Sampah plastik di Pantai Klui, Lombok, NTB (Foto: Purnomo Gontha Ridho)

MATAHARI baru saja terbit. Angin berhembus menyibak rambut. Saya menyusuri tepi pantai Klui di wilayah Senggigi, Lombok yang berpasir hitam halus pada akhir Juni 2024. "Pasir di Senggigi hitam tapi halus karena dari material letusan gunung Rinjani," kata Adi, warga lokal yang sempat mengantar  saya.

Pantai di Klui yang saya susuri cukup bersih karena dikelola oleh resort privat. Mereka punya petugas khusus "menyapu" pantai. Pengelolanya juga rutin mengajak warga sekitar untuk bersih-bersih pantai. Maka tak heran pantai ini cukup bersih.

Konstruksi Kayu

Saya selalu menikmati "earthing" atau "grounding" seperti ini: menapak di bumi tanpa alas kaki. Aktivitas ini bisa membuat badan kita terkoneksi dengan bumi yang efeknya bagus buat kesehatan; bisa mengurangi inflamasi, stress dan meningkatkan kualitas tidur.

Saat asyik berjalan di atas pasir halus, menarik napas dan terhubung ke bumi, tiba-tiba ombak besar datang. Blaaarrr.. sontak celana pendek saya basah. Saya pun agak melipir menjauhi bibir pantai. Ombak datang lagi.. blarrr, kali ini lebih besar. Waduh basah total.

Saya terus berjalan, dari kejauhan saya melihat di pasir menancap tegak seperti pensil warna-warni berbentuk lingkaran. Saya dekati cepat, sebelum ombak datang lagi. Ternyata sedotan plastik diselingi ranting kayu. Maknyess.

Ombak besar juga membawa beberapa sampah lain. Ada sendal, pecahan ember tapi yang paling banyak plastik dan sedotan. Saya langsung teringat teman baik saya, Valerina Daniel yang baru saja meluncurkan Buku Panduan Strategi Komunikasi Kampanye RESIK: Stop Polusi Plastik di Indonesia!

Dalam buku tersebut menyebutkan estimasi saat ini menunjukkan sekitar 85,000 ton sampah dihasilkan oleh Indonesia setiap harinya. Laju peningkatan infrastruktur pengelolaan sampah tidak dapat mengimbangi jumlah sampah. Akibatnya, sejumlah besar sampah yang tidak tertangani mencemari tanah dan sungai di Indonesia, serta lautan.

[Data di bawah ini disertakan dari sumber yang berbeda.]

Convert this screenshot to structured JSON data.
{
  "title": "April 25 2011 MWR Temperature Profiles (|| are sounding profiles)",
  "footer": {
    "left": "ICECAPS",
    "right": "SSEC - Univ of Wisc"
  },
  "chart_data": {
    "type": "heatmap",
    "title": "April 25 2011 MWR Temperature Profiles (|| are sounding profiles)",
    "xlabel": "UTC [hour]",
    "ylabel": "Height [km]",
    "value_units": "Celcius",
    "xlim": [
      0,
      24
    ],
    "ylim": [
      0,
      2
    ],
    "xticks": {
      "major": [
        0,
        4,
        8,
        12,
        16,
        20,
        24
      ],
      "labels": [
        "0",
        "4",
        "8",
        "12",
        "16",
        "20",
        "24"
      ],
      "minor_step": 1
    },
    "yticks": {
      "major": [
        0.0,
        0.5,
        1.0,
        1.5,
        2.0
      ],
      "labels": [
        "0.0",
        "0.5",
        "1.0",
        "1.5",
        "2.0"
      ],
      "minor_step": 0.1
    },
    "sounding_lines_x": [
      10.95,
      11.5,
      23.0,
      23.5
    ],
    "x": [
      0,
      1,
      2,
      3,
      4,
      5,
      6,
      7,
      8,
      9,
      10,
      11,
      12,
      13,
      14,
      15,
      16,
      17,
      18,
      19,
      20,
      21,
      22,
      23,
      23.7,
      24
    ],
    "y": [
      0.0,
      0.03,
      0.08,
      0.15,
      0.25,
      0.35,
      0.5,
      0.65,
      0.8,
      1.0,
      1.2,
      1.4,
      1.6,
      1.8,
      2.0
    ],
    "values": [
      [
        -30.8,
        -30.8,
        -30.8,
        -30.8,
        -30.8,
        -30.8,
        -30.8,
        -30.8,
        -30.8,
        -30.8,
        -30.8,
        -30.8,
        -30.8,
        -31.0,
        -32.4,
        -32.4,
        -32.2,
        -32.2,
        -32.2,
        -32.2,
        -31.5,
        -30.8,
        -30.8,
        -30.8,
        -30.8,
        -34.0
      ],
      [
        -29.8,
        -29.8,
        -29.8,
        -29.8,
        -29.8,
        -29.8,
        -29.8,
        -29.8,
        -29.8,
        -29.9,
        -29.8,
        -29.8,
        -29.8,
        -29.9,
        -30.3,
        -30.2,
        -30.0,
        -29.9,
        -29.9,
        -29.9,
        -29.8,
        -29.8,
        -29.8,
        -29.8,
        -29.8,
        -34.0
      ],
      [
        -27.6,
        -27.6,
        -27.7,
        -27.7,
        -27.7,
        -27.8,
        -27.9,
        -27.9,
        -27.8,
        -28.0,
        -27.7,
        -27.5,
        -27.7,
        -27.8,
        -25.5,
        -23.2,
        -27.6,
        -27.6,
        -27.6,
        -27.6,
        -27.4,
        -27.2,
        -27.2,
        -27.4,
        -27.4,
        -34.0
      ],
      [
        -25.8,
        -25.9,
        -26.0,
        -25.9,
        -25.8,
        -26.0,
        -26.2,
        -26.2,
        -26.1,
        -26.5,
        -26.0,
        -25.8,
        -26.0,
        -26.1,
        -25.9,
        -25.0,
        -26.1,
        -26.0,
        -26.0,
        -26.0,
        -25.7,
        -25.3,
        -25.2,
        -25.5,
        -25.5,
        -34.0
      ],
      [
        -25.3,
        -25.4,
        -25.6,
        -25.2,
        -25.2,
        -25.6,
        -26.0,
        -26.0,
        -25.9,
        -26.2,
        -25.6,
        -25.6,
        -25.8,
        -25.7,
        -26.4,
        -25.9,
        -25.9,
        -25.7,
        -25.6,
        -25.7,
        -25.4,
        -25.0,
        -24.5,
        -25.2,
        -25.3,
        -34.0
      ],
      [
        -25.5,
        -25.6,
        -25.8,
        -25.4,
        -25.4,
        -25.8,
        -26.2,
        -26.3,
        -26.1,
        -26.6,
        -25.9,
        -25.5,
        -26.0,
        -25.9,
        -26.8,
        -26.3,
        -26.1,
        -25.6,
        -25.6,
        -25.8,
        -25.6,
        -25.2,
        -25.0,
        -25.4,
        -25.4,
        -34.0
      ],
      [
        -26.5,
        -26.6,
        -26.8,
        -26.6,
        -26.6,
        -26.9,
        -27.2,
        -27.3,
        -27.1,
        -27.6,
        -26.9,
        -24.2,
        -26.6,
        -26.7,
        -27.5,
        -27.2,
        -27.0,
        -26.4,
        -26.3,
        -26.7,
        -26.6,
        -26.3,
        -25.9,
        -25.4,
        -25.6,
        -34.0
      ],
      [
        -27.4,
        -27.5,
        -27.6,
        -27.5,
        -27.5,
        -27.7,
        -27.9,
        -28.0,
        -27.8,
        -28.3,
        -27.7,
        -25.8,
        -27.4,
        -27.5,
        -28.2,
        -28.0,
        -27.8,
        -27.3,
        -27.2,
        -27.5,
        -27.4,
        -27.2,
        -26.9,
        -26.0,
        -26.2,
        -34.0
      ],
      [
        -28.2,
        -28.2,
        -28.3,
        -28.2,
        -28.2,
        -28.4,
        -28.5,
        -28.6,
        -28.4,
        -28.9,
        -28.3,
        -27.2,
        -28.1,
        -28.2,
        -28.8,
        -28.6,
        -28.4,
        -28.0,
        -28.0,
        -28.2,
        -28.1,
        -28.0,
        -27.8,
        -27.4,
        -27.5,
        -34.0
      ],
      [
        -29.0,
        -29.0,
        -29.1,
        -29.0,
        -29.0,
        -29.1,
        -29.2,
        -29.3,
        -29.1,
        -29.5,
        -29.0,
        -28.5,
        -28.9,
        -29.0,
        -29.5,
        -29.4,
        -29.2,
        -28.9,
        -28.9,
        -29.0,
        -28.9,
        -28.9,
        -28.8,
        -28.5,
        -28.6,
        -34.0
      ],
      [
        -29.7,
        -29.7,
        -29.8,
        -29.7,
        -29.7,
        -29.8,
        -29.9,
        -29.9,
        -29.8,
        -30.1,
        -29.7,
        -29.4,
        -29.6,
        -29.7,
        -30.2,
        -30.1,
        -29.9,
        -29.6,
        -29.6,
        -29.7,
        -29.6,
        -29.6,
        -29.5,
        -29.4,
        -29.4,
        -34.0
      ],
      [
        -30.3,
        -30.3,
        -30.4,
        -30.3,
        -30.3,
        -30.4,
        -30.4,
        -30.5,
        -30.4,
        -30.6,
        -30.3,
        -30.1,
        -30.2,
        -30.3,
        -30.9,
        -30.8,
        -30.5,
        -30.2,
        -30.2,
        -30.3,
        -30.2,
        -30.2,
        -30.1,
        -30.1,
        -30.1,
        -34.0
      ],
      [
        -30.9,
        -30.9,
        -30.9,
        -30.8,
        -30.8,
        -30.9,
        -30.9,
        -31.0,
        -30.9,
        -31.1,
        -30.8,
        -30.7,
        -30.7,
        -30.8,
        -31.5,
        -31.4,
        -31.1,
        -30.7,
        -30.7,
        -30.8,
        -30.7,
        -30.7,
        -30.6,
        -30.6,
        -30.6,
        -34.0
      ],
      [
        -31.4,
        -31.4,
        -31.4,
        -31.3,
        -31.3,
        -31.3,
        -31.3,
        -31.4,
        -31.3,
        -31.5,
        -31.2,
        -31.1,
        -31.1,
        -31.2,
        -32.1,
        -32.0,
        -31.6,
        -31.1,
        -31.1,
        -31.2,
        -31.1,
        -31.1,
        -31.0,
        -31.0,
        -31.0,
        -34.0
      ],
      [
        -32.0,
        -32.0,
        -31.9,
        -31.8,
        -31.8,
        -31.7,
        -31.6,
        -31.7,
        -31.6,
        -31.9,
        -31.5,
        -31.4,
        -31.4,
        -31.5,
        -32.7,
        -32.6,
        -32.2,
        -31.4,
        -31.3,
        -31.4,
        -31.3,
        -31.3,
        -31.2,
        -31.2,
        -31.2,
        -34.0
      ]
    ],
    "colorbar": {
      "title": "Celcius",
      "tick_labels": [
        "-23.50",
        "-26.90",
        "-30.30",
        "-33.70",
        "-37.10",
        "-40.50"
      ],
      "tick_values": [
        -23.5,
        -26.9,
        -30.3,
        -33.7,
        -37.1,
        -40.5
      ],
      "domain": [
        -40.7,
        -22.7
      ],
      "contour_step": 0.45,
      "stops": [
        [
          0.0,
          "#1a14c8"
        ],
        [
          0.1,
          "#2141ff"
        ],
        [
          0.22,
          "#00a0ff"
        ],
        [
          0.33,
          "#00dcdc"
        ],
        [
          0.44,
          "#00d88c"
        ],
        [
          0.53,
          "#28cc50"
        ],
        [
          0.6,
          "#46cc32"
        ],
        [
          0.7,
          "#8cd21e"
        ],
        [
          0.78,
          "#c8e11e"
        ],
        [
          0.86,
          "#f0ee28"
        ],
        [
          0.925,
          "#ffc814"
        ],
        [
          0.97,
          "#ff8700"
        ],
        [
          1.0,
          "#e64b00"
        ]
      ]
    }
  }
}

Saat ini, 80% sampah laut Indonesia berasal dari daratan dan 30% di antaranya dikategorikan sebagai sampah plastik. Setiap tahunnya, 1.29 juta ton sampah plastik, yang turut dipengaruhi oleh pasang surut ombak masuk ke perairan Indonesia dan berkontribusi terhadap akumulasi sampah lokal.

Menurut data dari Tim Koordinasi Nasional Penanganan Sampah Laut, pada tahun 2022 tercatat 398.000 ton kebocoran sampah plastik di laut. Pada tahun 2019, kebocoran sampah plastik ke laut Indonesia diestimasikan sebesar 0,27-0,59 juta ton per tahun yang berasal dari kegiatan penduduk Indonesia.

Penelian yang diterbitkan di jurnal Plos One tahun 2023 menyebut lebih dari 170 triliun potongan plastik mengapung di laut di seluruh dunia. “Sekitar 10% - 20% dari 170 triliun potongan plastik di lautan, dihasilkan dari Indonesia. Ini menjadi problematika tersendiri,” ujar Peneliti Oseanografi BRIN, Muhammad Reza Cordova dalam sebuah wawancara

Dampak sampah laut ini mengerikan. Tak hanya mencemari lautan, tetapi juga merambah ke berbagai sector mulai dari ekonomi dan pariwisata; Keindahan pantai ternodai, wisatawan enggan datang, dan pendapatan masyarakat pesisir anjlok.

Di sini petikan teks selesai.